Should I buy a house now or wait til 2023?
It’s been a bit tricky to predict when is the best time to buy a house. The last couple of years have seen home price increases in the double digits in some areas. But, rents have risen, too. Now, mortgage interest rates have begun to creep up. It’s hard to tell what effect that will have on home prices, or how it will affect whether it’s the right time to buy. But here are some things to consider as you think about, “Should I buy a house now, or wait til 2023”?
When is the right time to buy a house?
The right time to buy a house is when it makes sense financially for you and for your lifestyle. You’ll want to do a calculation of the total cost of ownership to see if it makes financial sense for you. You can compare your cost of your current situation, whether it’s renting or owning a different home, to what the picture would look like if you bought a new home today.
Perhaps you are considering buying in order to get more space or move to an area that costs more? Then you can evaluate whether it makes sense for you to own or rent in the current climate.
In any environment, if the costs of renting outweighs the cost of homeownership and your finances are solid, then the case for homeownership is strong.
Consider the rental market – are rents going up?
Though the home buyer market has been heating up over the last few years which may cause home buyers to get cold feet, the rental market has also been climbing. In some urban areas for example, rents are up 33%. Buying a house is an opportunity to lock in a fixed housing cost, if you choose a 30 or 15 year fixed rate mortgage. So when you consider renting versus buying, consider that a fixed rate 30 year mortgage keeps your housing costs stable for 30 years, except for property tax increases.

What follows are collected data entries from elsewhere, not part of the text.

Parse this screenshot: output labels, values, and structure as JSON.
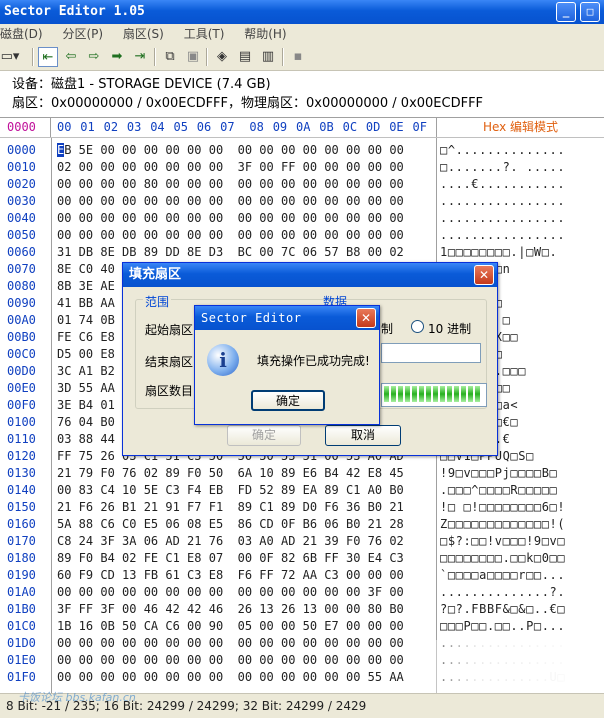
{
  "app": {
    "title": "Sector Editor 1.05"
  },
  "menu": [
    "磁盘(D)",
    "分区(P)",
    "扇区(S)",
    "工具(T)",
    "帮助(H)"
  ],
  "device": {
    "line1": "设备：磁盘1 - STORAGE DEVICE   (7.4 GB)",
    "line2": "扇区：0x00000000 / 0x00ECDFFF，物理扇区：0x00000000 / 0x00ECDFFF"
  },
  "header": {
    "offset_label": "0000",
    "columns": [
      "00",
      "01",
      "02",
      "03",
      "04",
      "05",
      "06",
      "07",
      "08",
      "09",
      "0A",
      "0B",
      "0C",
      "0D",
      "0E",
      "0F"
    ],
    "mode_label": "Hex 编辑模式"
  },
  "rows": [
    {
      "addr": "0000",
      "hex": "EB 5E 00 00 00 00 00 00  00 00 00 00 00 00 00 00",
      "ascii": "□^.............."
    },
    {
      "addr": "0010",
      "hex": "02 00 00 00 00 00 00 00  3F 00 FF 00 00 00 00 00",
      "ascii": "□.......?. ....."
    },
    {
      "addr": "0020",
      "hex": "00 00 00 00 80 00 00 00  00 00 00 00 00 00 00 00",
      "ascii": "....€..........."
    },
    {
      "addr": "0030",
      "hex": "00 00 00 00 00 00 00 00  00 00 00 00 00 00 00 00",
      "ascii": "................"
    },
    {
      "addr": "0040",
      "hex": "00 00 00 00 00 00 00 00  00 00 00 00 00 00 00 00",
      "ascii": "................"
    },
    {
      "addr": "0050",
      "hex": "00 00 00 00 00 00 00 00  00 00 00 00 00 00 00 00",
      "ascii": "................"
    },
    {
      "addr": "0060",
      "hex": "31 DB 8E DB 89 DD 8E D3  BC 00 7C 06 57 B8 00 02",
      "ascii": "1□□□□□□□□.|□W□."
    },
    {
      "addr": "0070",
      "hex": "8E C0 40 ...",
      "ascii": "□□o□□□□□n"
    },
    {
      "addr": "0080",
      "hex": "8B 3E AE ...",
      "ascii": "□€>□!€s"
    },
    {
      "addr": "0090",
      "hex": "41 BB AA ...",
      "ascii": "r□□□U□u□"
    },
    {
      "addr": "00A0",
      "hex": "01 74 0B ...",
      "ascii": "□z.a□□□ □"
    },
    {
      "addr": "00B0",
      "hex": "FE C6 E8 ...",
      "ascii": "□P$.□□!X□□"
    },
    {
      "addr": "00C0",
      "hex": "D5 00 E8 ...",
      "ascii": "6□!□□!□□"
    },
    {
      "addr": "00D0",
      "hex": "3C A1 B2 ...",
      "ascii": "□A.□□#..□□□"
    },
    {
      "addr": "00E0",
      "hex": "3D 55 AA ...",
      "ascii": "□□.□□#)□□"
    },
    {
      "addr": "00F0",
      "hex": "3E B4 01 ...",
      "ascii": "uO□`1□□□a<"
    },
    {
      "addr": "0100",
      "hex": "76 04 B0 ...",
      "ascii": "□□<□v□□□€□"
    },
    {
      "addr": "0110",
      "hex": "03 88 44 ...",
      "ascii": "!□m)□□□.€"
    },
    {
      "addr": "0120",
      "hex": "FF 75 26 03 C1 51 C3 50  50 50 53 51 00 53 A0 AD",
      "ascii": "□□V1□PPUQ□S□"
    },
    {
      "addr": "0130",
      "hex": "21 79 F0 76 02 89 F0 50  6A 10 89 E6 B4 42 E8 45",
      "ascii": "!9□v□□□Pj□□□□B□"
    },
    {
      "addr": "0140",
      "hex": "00 83 C4 10 5E C3 F4 EB  FD 52 89 EA 89 C1 A0 B0",
      "ascii": ".□□□^□□□□R□□□□□"
    },
    {
      "addr": "0150",
      "hex": "21 F6 26 B1 21 91 F7 F1  89 C1 89 D0 F6 36 B0 21",
      "ascii": "!□ □!□□□□□□□□6□!"
    },
    {
      "addr": "0160",
      "hex": "5A 88 C6 C0 E5 06 08 E5  86 CD 0F B6 06 B0 21 28",
      "ascii": "Z□□□□□□□□□□□□□!("
    },
    {
      "addr": "0170",
      "hex": "C8 24 3F 3A 06 AD 21 76  03 A0 AD 21 39 F0 76 02",
      "ascii": "□$?:□□!v□□□!9□v□"
    },
    {
      "addr": "0180",
      "hex": "89 F0 B4 02 FE C1 E8 07  00 0F 82 6B FF 30 E4 C3",
      "ascii": "□□□□□□□□.□□k□0□□"
    },
    {
      "addr": "0190",
      "hex": "60 F9 CD 13 FB 61 C3 E8  F6 FF 72 AA C3 00 00 00",
      "ascii": "`□□□□a□□□□r□□..."
    },
    {
      "addr": "01A0",
      "hex": "00 00 00 00 00 00 00 00  00 00 00 00 00 00 3F 00",
      "ascii": "..............?."
    },
    {
      "addr": "01B0",
      "hex": "3F FF 3F 00 46 42 42 46  26 13 26 13 00 00 80 B0",
      "ascii": "?□?.FBBF&□&□..€□"
    },
    {
      "addr": "01C0",
      "hex": "1B 16 0B 50 CA C6 00 90  05 00 00 50 E7 00 00 00",
      "ascii": "□□□P□□.□□..P□..."
    },
    {
      "addr": "01D0",
      "hex": "00 00 00 00 00 00 00 00  00 00 00 00 00 00 00 00",
      "ascii": "................"
    },
    {
      "addr": "01E0",
      "hex": "00 00 00 00 00 00 00 00  00 00 00 00 00 00 00 00",
      "ascii": "................"
    },
    {
      "addr": "01F0",
      "hex": "00 00 00 00 00 00 00 00  00 00 00 00 00 00 55 AA",
      "ascii": "..............U□"
    }
  ],
  "status": {
    "text": "8 Bit: -21 / 235;   16 Bit: 24299 / 24299;   32 Bit: 24299 / 2429"
  },
  "watermark": "卡饭论坛 bbs.kafan.cn",
  "fill_dialog": {
    "title": "填充扇区",
    "group_range": "范围",
    "group_data": "数据",
    "start_label": "起始扇区",
    "end_label": "结束扇区",
    "count_label": "扇区数目",
    "radio_hex": "制",
    "radio_dec": "10 进制",
    "progress": 1.0,
    "ok": "确定",
    "cancel": "取消"
  },
  "msg_dialog": {
    "title": "Sector Editor",
    "message": "填充操作已成功完成!",
    "ok": "确定"
  }
}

What about rising interest rates?
The Fed announced it would bump up interest rates by a half a percent in order to counteract inflation. Is this a bad thing for the home buyers?

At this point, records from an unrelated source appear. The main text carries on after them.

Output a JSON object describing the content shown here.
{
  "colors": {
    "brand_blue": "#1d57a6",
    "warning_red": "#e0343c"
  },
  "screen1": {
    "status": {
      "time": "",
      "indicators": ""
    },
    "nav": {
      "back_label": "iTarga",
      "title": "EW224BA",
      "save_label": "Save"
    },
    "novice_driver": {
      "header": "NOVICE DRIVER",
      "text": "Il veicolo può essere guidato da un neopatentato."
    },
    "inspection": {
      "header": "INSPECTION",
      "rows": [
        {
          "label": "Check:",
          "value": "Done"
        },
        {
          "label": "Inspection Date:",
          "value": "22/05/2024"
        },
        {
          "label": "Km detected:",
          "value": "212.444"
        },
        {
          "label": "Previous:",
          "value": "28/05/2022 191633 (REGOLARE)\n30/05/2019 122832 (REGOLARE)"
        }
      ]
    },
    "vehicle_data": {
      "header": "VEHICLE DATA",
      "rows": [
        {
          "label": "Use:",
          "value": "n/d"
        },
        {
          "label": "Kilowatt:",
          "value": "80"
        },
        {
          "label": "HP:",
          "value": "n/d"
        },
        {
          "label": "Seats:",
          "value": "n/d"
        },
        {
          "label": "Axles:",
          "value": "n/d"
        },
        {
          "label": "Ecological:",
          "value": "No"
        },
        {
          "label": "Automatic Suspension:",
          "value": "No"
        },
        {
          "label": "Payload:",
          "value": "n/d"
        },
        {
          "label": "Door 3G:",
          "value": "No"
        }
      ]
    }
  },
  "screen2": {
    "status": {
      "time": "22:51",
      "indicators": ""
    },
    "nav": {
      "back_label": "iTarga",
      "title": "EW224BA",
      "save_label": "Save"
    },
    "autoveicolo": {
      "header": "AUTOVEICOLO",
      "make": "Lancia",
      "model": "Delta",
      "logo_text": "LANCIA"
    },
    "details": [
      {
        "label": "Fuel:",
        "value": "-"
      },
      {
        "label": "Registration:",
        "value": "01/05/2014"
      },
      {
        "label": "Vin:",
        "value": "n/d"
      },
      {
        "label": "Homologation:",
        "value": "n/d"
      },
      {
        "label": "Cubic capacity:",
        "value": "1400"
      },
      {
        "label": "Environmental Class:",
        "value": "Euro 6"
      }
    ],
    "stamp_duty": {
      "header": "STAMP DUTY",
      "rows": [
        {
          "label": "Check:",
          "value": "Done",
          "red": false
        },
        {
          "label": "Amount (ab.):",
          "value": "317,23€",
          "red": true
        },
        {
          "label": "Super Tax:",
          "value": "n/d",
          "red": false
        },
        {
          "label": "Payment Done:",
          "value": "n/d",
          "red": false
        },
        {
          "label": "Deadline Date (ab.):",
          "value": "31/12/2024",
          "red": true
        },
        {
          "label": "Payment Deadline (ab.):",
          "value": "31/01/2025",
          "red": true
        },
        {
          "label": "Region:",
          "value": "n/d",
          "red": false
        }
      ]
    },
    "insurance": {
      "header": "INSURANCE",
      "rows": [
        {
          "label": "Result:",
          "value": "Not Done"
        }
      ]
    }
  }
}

First of all, mortgage interest rates are different from federal interest increases. Mortgage rates are related to the 10 year treasury note, not the federal rate. So in order to keep an eye on the mortgage interest rates, just focus on what the mortgage rates are doing. Even with recent increases in mortgage rates, check out this article to see that current rates are low when you look at where they’ve been in the last 10 to 20 years. So don’t get spooked by slightly higher rates in an era of historically super low rates!
At the end of the day, the same rules apply as in any market: does the math make sense for you? Getting fixated on a mortgage rate independent of other factors is just going to trip you up.

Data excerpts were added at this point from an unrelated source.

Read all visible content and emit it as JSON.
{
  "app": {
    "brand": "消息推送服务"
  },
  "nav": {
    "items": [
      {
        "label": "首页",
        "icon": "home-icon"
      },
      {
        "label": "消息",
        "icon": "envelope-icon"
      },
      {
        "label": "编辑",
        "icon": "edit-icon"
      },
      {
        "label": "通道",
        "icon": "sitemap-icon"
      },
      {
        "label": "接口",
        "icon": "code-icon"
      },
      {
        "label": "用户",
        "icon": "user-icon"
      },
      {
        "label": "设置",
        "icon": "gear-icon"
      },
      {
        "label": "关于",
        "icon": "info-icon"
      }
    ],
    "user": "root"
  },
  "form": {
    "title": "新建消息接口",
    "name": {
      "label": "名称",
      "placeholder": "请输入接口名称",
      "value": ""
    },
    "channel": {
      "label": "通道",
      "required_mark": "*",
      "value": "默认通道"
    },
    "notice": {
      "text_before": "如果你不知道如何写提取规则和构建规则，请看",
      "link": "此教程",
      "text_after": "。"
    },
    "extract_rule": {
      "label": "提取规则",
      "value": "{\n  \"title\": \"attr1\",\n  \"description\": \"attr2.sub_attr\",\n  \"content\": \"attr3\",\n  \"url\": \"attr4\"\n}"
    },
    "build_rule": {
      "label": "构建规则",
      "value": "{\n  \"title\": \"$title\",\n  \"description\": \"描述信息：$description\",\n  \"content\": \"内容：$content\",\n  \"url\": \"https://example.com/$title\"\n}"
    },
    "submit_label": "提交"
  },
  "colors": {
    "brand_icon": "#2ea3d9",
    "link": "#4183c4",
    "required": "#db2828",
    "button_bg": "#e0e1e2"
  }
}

How long will you stay in a house if you buy?
If you are planning on staying in a house for more than 7 or more years, then that makes the case stronger for buying. At least as long as it makes financial sense for you now, considering the above factors. That is because the longer you are in the house, the less economic ups and downs will effect your investment.
Consider people who bought homes in 2006, for example, and decided to sell in 2009. They would have bought at the height of the market and sold at the bottom. But take that same person who bought in 2006 and sold in 2013. By the time they sold, the market had recovered from the Great Recession in most places.
The longer you are in your home, the more benefits you get from having a stable, fixed payment and the more your investment evens out over economic bumps.
Consider how homeownership impacts wealth
If you are new to home buying, it might be wise to brush up on some known benefits of homeownership, even if you decide to wait. In this article, Wealth and Homeownership, you can see the major factors that contribute to homeowner wealth. Homeownership is correlated to higher net worth and substantiality more intergenerational wealth.
Being aware of financial benefits of homeownership will serve you well, no matter what year you buy in!
Conclusion
To recap, deciding to buy a home always requires an analysis of whether it makes good financial sense. You can look at various factors, including your own financial health and think about the overall cost of renting vs buying, while taking into consideration the rising rents and home prices.
While interest rates may be on the rise, they are still at historical lows, and if you do decide to buy and choose a fixed rate mortgage, you essentially lock in your home costs for years to come. And, planning to stay in the house longer helps even out any economic bumps along the way.